The Neural Network bioware core was the final gamble of a dying billionaire, a bid for immortality of the mind. It had to be a billionaire, nobody else could afford the cost. Philip Evans had spliced his sequencing RNA into the bioware, replicating his own neuronic structure. When the NN core had grown to its full size his memories had been squirted out of his dying brain and into their new titanium-cased protein circuitry.

And it had worked. His memories operated in a perfect duplicate of his neural pathways, providing a continuation of personality. Julia had never heard the NN core utter a single out-of-character remark. It was Grandpa.

He had plugged himself into Event Horizon's datanet, orchestrating the company's expansion with an efficiency far in excess of any ordinary managerial system. Seventy years of experience, knowledge, and business guile put into practice by a mind with more spare processing capacity than a lightware number cruncher. No detail was too small to escape his scrutiny, every operational aspect could be overseen with one hundred per cent attention. With him to guide her faltering steps it was no surprise that Event Horizon had flourished the way it had. Poor old Patrick with his dusty academic degree could never hope to match her when it came to business tactics. In tandem with her grandfather she made more commercial and financial decisions in a day than he would make in the next ten years working for his family organization.

And at the end of the day she could confide in Grandpa totally. He always understood. The invisible friend of childhood imagination, upgraded for the rigours of adult life, infallible, and virtually omnipotent. It was wonderfully reassuring.

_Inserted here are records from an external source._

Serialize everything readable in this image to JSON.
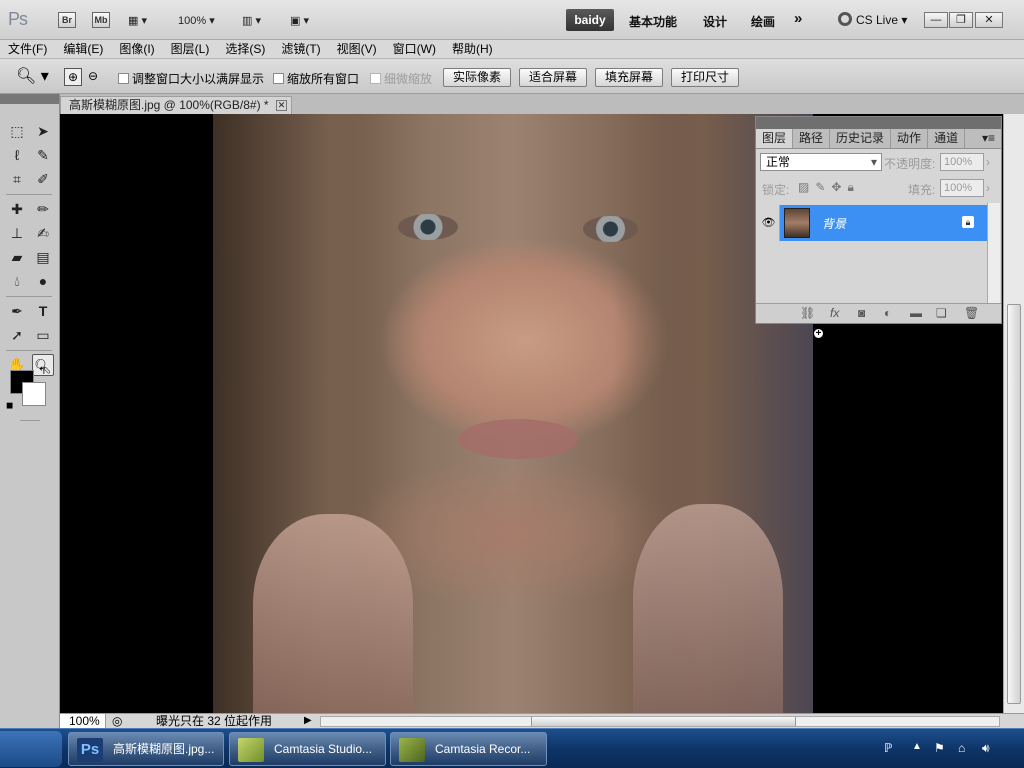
{
  "app": {
    "logo": "Ps",
    "bridge": "Br",
    "minibridge": "Mb",
    "zoom": "100%",
    "workspace_active": "baidy",
    "workspaces": [
      "基本功能",
      "设计",
      "绘画"
    ],
    "more": "»",
    "cslive": "CS Live"
  },
  "menu": [
    "文件(F)",
    "编辑(E)",
    "图像(I)",
    "图层(L)",
    "选择(S)",
    "滤镜(T)",
    "视图(V)",
    "窗口(W)",
    "帮助(H)"
  ],
  "options": {
    "resize_windows": "调整窗口大小以满屏显示",
    "zoom_all": "缩放所有窗口",
    "scrubby": "细微缩放",
    "actual_pixels": "实际像素",
    "fit_screen": "适合屏幕",
    "fill_screen": "填充屏幕",
    "print_size": "打印尺寸"
  },
  "document": {
    "tab_title": "高斯模糊原图.jpg @ 100%(RGB/8#) *"
  },
  "layers_panel": {
    "tabs": [
      "图层",
      "路径",
      "历史记录",
      "动作",
      "通道"
    ],
    "blend_mode": "正常",
    "opacity_label": "不透明度:",
    "opacity_value": "100%",
    "lock_label": "锁定:",
    "fill_label": "填充:",
    "fill_value": "100%",
    "layer_name": "背景"
  },
  "status": {
    "zoom": "100%",
    "message": "曝光只在 32 位起作用"
  },
  "taskbar": {
    "items": [
      "高斯模糊原图.jpg...",
      "Camtasia Studio...",
      "Camtasia Recor..."
    ]
  }
}
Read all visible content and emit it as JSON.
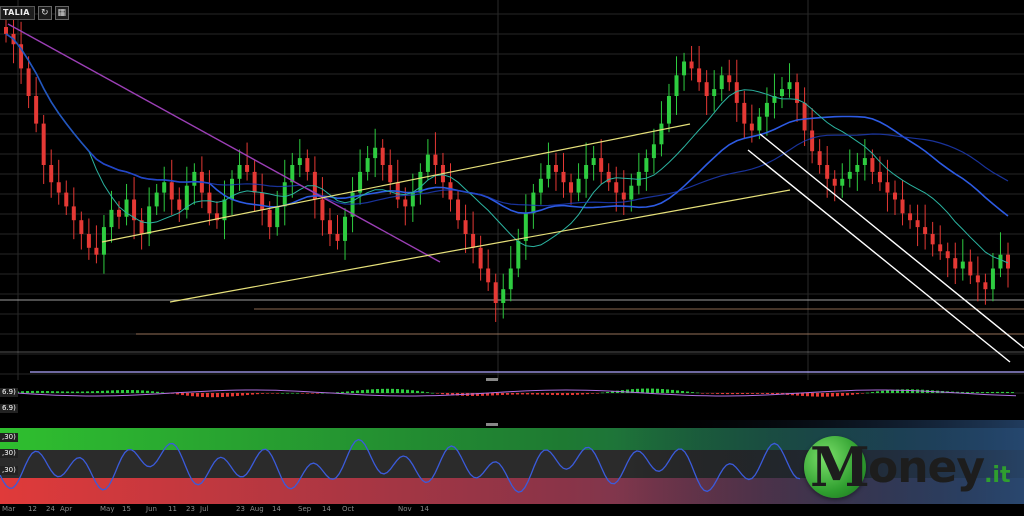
{
  "toolbar": {
    "symbol": "TALIA",
    "refresh_icon": "refresh-icon",
    "calendar_icon": "calendar-icon"
  },
  "panels": {
    "macd_label_1": "6.9)",
    "macd_label_2": "6.9)",
    "osc_label_1": ",30)",
    "osc_label_2": ",30)",
    "osc_label_3": ",30)"
  },
  "x_axis": {
    "ticks": [
      "Mar",
      "12",
      "24",
      "Apr",
      "May",
      "15",
      "Jun",
      "11",
      "23",
      "Jul",
      "23",
      "Aug",
      "14",
      "Sep",
      "14",
      "Oct",
      "Nov",
      "14"
    ]
  },
  "logo": {
    "m": "M",
    "rest": "oney",
    "suffix": ".it"
  },
  "colors": {
    "bull": "#2ecc40",
    "bear": "#e53935",
    "ma_blue": "#2d5be3",
    "ma_teal": "#2bb3a0",
    "ma_purple": "#9b3fb5",
    "channel_yellow": "#e6e07a",
    "channel_white": "#ffffff",
    "osc_line": "#3b5bdb"
  },
  "chart_data": {
    "type": "candlestick",
    "title": "",
    "xlabel": "",
    "ylabel": "",
    "series": [
      {
        "name": "",
        "values": [
          98,
          95,
          88,
          80,
          72,
          60,
          55,
          52,
          48,
          44,
          40,
          36,
          34,
          42,
          47,
          45,
          50,
          44,
          40,
          48,
          52,
          55,
          50,
          47,
          54,
          58,
          52,
          46,
          44,
          50,
          56,
          60,
          58,
          52,
          47,
          42,
          48,
          55,
          60,
          62,
          58,
          50,
          44,
          40,
          38,
          45,
          52,
          58,
          62,
          65,
          60,
          55,
          50,
          48,
          52,
          58,
          63,
          60,
          55,
          50,
          44,
          40,
          36,
          30,
          26,
          20,
          24,
          30,
          38,
          46,
          52,
          56,
          60,
          58,
          55,
          52,
          56,
          60,
          62,
          58,
          55,
          52,
          50,
          54,
          58,
          62,
          66,
          72,
          80,
          86,
          90,
          88,
          84,
          80,
          82,
          86,
          84,
          78,
          72,
          70,
          74,
          78,
          80,
          82,
          84,
          78,
          70,
          64,
          60,
          56,
          54,
          56,
          58,
          60,
          62,
          58,
          55,
          52,
          50,
          46,
          44,
          42,
          40,
          37,
          35,
          33,
          30,
          32,
          28,
          26,
          24,
          30,
          34,
          30
        ]
      }
    ]
  }
}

The empty office Julia and Ranasfari wound up commandeering overlooked Building One's giant central assembly hall. Even today, with half of the hall's staff attending the roll out ceremony, there was a lot of activity on the floor. Integration bays around the inner wall were brightly lit, showing white-coated technicians manoeuvring large sections of machinery into place, or crowded round terminal display cubes. Little flat-top cyber trucks followed colour-coded guidance strips along alleyways formed by bungalow-sized blocks of equipment. The spaceplane production line dominated the centre of the hall. The way the craft in various stages of construction were pressed nose to tail along its length was reminiscent of some biological growth process, Julia thought, a cyber-queen's birth passage, straight out of one of those big-budget channel horror shows. At the far end were skeletal outlines, triangles of naked ribs and spars which caged spherical tanks and contoured systems modules coated in crinkled gold foil. As the spaceplanes progressed down the line, sections of the metalloceramic hull had been fitted, the wheel bogies added, engines installed. Three almost complete craft were parked in the test bays right in front of the doors, people walking over their wings, big ribbed hoses and power cables plugged into open inspection hatches, polythene taped over various vents and inlets.